The man comes forward without speaking, and as he approaches the window his features can be distinguished. He is a tall, solidly built fellow with a bronzed face, a thick, red beard, and a deep voice, and is a little slow of speech.
“Ah! so you don’t know me, Mamma Delobelle?”
“Oh! I knew you at once, Monsieur Frantz,” said Desiree, very calmly, in a cold, sedate tone.
“Merciful heavens! it’s Monsieur Frantz.”
Quickly Mamma Delobelle runs to the lamp, lights it, and closes the window.
“What! it is you, is it, my dear Frantz?” How coolly she says it, the little rascal! “I knew you at once.” Ah, the little iceberg! She will always be the same.
A veritable little iceberg, in very truth. She is very pale, and her hand as it lies in Frantz’s is white and cold.

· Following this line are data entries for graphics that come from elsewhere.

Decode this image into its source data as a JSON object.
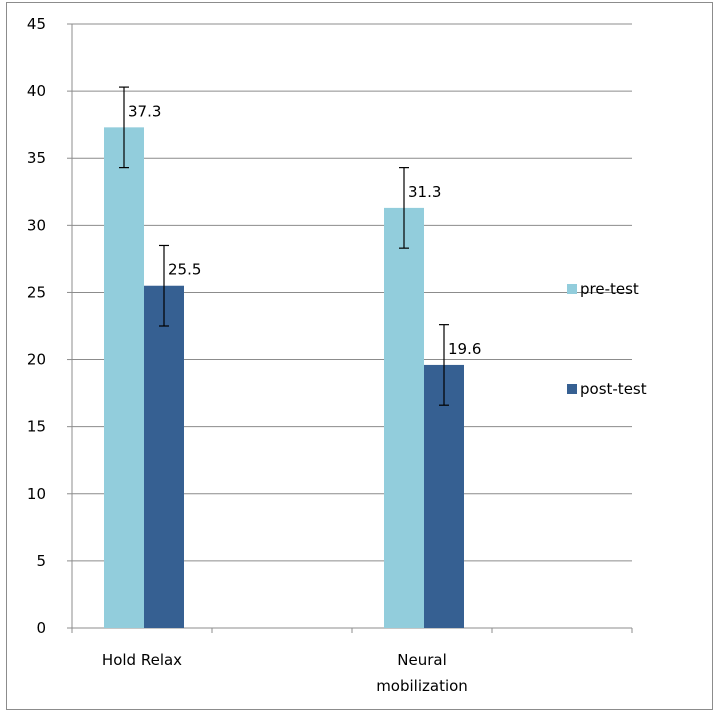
{
  "chart_data": {
    "type": "bar",
    "title": "",
    "xlabel": "",
    "ylabel": "",
    "categories": [
      "Hold Relax",
      "Neural\nmobilization"
    ],
    "category_lines": [
      [
        "Hold Relax"
      ],
      [
        "Neural",
        "mobilization"
      ]
    ],
    "series": [
      {
        "name": "pre-test",
        "values": [
          37.3,
          31.3
        ],
        "error": [
          3.0,
          3.0
        ],
        "color": "#92cddc"
      },
      {
        "name": "post-test",
        "values": [
          25.5,
          19.6
        ],
        "error": [
          3.0,
          3.0
        ],
        "color": "#366092"
      }
    ],
    "data_labels": [
      "37.3",
      "25.5",
      "31.3",
      "19.6"
    ],
    "ylim": [
      0,
      45
    ],
    "yticks": [
      0,
      5,
      10,
      15,
      20,
      25,
      30,
      35,
      40,
      45
    ],
    "grid": true,
    "legend_position": "right"
  }
}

She seems to him improved, even more refined than before. He seems to her superb, as always, with a melancholy, weary expression in the depths of his eyes, which makes him more of a man than when he went away.

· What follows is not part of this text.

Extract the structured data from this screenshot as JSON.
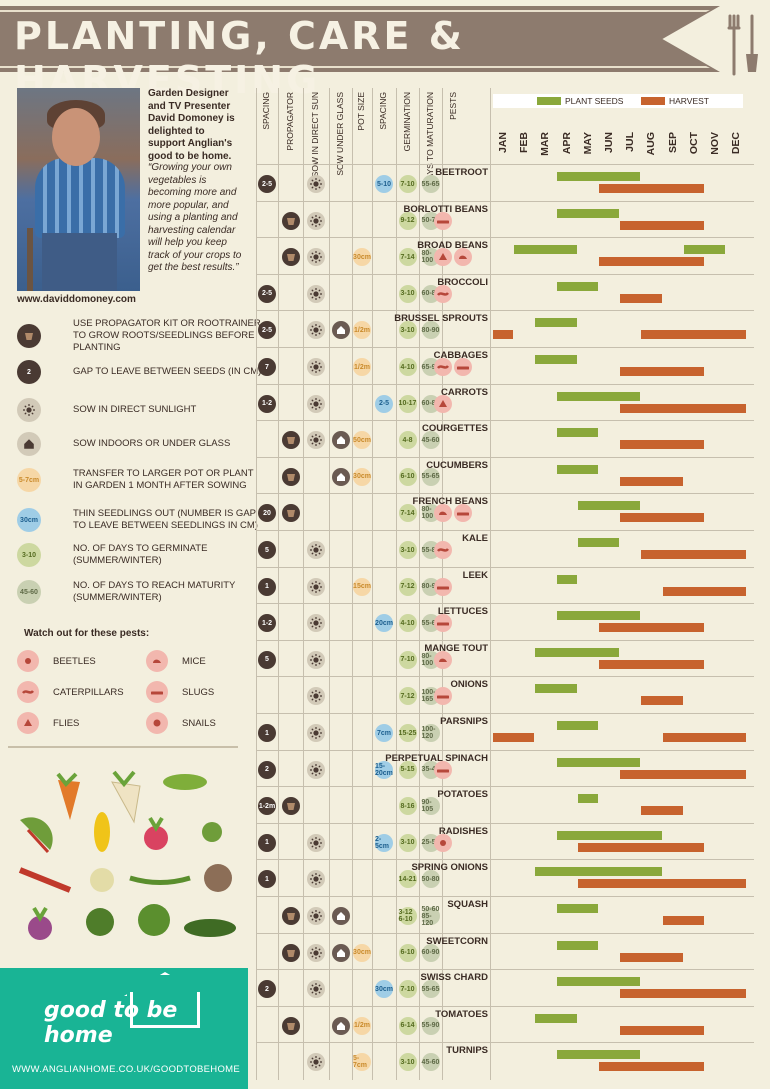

His weariness is due to his hurried journey, undertaken immediately on his receipt of Sigismond’s letter. Spurred on by the word dishonor, he had started instantly, without awaiting his leave of absence, risking his place and his future prospects; and, hurrying from steamships to railways, he had not stopped until he reached Paris. Reason enough for being weary, especially when one has travelled in eager haste to reach one’s destination, and when one’s mind has been continually beset by impatient thoughts, making the journey ten times over in incessant doubt and fear and perplexity.
His melancholy began further back. It began on the day when the woman he loved refused to marry him, to become, six months later, the wife of his brother; two terrible blows in close succession, the second even more painful than the first. It is true that, before entering into that marriage, Risler had written to him to ask his permission to be happy, and had written in such touching, affectionate terms that the violence of the blow was somewhat diminished; and then, in due time, life in a strange country, hard work, and long journeys had softened his grief. Now only a vast background of melancholy remains; unless, indeed, the hatred and wrath by which he is animated at this moment against the woman who is dishonoring his brother may be a remnant of his former love.
But no! Frantz Risler thinks only of avenging the honor of the Rislers. He comes not as a lover, but as a judge; and Sidonie may well look to herself.